Boris Johnson Is Not Literally 'Chicken Kyiv' Following Summit Snub, Says Tory MP

Jake Berry defends Boris Johnson from accusations he travelled to Ukraine to avoid northern voters ahead of crucial Wakefield by-election.
Jake Berry admitted Wakefield was going to be a "really difficult" by-election for the Tories.
Jake Berry admitted Wakefield was going to be a "really difficult" by-election for the Tories.
Peter Summers via Getty Images

A Tory MP has defended Boris Johnson from accusations he travelled to Ukraine to avoid his own MPs, saying he is “not the living embodiment of chicken Kyiv”.

Johnson raised eyebrows on Friday after swapping a key conference in Yorkshire for a surprise visit to the Ukrainian capital of Kyiv on Friday to meet president Volodymyr Zelensky.

The prime minister was due to give a speech at the conference in Doncaster but pulled out with just a few hours’ notice — prompting accusations that he was dodging colleagues just days before what promises to be a bruising by-election in Wakefield, West Yorkshire.

But Jake Berry, the former Northern Powerhouse minister who now chairs the Northern Research Group (NRG) of red wall MPs, said he did not believe the prime minister was trying to “run away” from northern voters.

“Some of my colleagues were quite angry that he didn’t come,” he told Times Radio.

“But I don’t accept this sort of premise that it was a chicken run to keep running away from northern voters — as a sort of living embodiment of the Chicken Kyiv, almost.

“I simply don’t accept that as a premise.

“He is prime minister of the United Kingdom and he made great progress.”

In Kyiv Johnson announced the UK would launch a training programme for up to 10,000 Ukrainian troops every 120 days, allowing them to “accelerate their deployment, rebuild their forces and scale-up their resistance” to Vladimir Putin.

While some Tory MPs welcomed the visit to Ukraine, it angered others given that only weeks ago 41 per cent of colleagues opted to oust Johnson as PM.

One told Sky News: “This is the first test of outreach to his colleagues and he’s failed it”.

Another told the Guardian: “It’s no loss to us but the PM ought to be making every effort to support and respect the people who hold his future in his hands.”

However, others leapt to his defence.
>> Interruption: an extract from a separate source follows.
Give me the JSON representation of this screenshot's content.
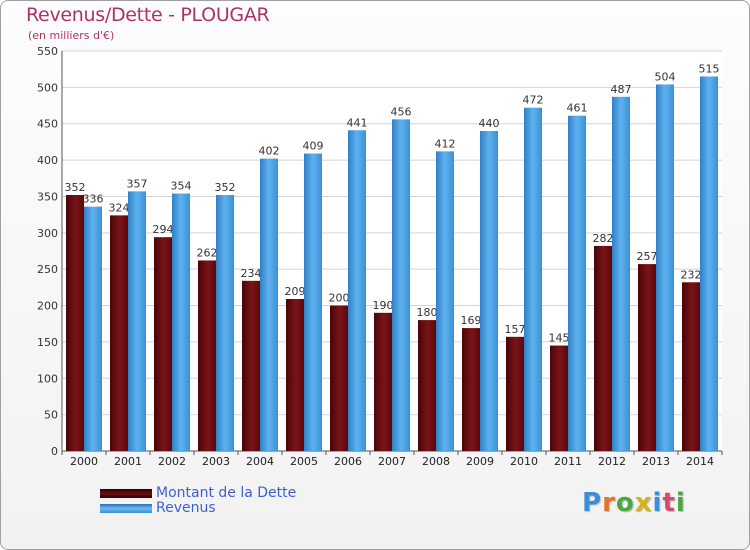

Chief secretary to the Treasury Simon Clarke said people “seriously need to check their priorities”.

The Tories are defending two seats in by-elections on Thursday; one in Wakefield and one Tiverton and Honiton.

The party is widely expected to lose in the Wakefield contest, triggered after the constituency’s former Conservative MP Imran Ahmad Khan was convicted of sexually assaulting a 15-year-old boy in 2008.

Meanwhile, the Lib Dems are mounting a significant challenge in the South West that could fracture another brick in Johnson’s blue wall in the south.

Berry claimed that there remains a “wellspring” of support for the prime minister in Wakefield despite projections that the Tories are on course to lose the red wall seat.

The MP for Rossendale and Darwen told Times Radio: “I was in Wakefield yesterday with a team of people from my constituency.

“The few people I spoke to, there was a wellspring still there for the Conservatives and the Prime Minister.

“It is going to be really difficult by-election: it was a seat that we won very marginally in 2019 and we’re 12 years into a Conservative government.

“When I was chatting to people on the ground, it’s by refocusing and delivering on our plan to change their lives for the better that this government and the Conservative Party will make sure that whatever happens next Thursday, that we win the next general election.”

Recent polls have given Labour a lead of 20 points over the Tories, however, internal polling seen by the Sunday Times reduces that stretch to just eight points.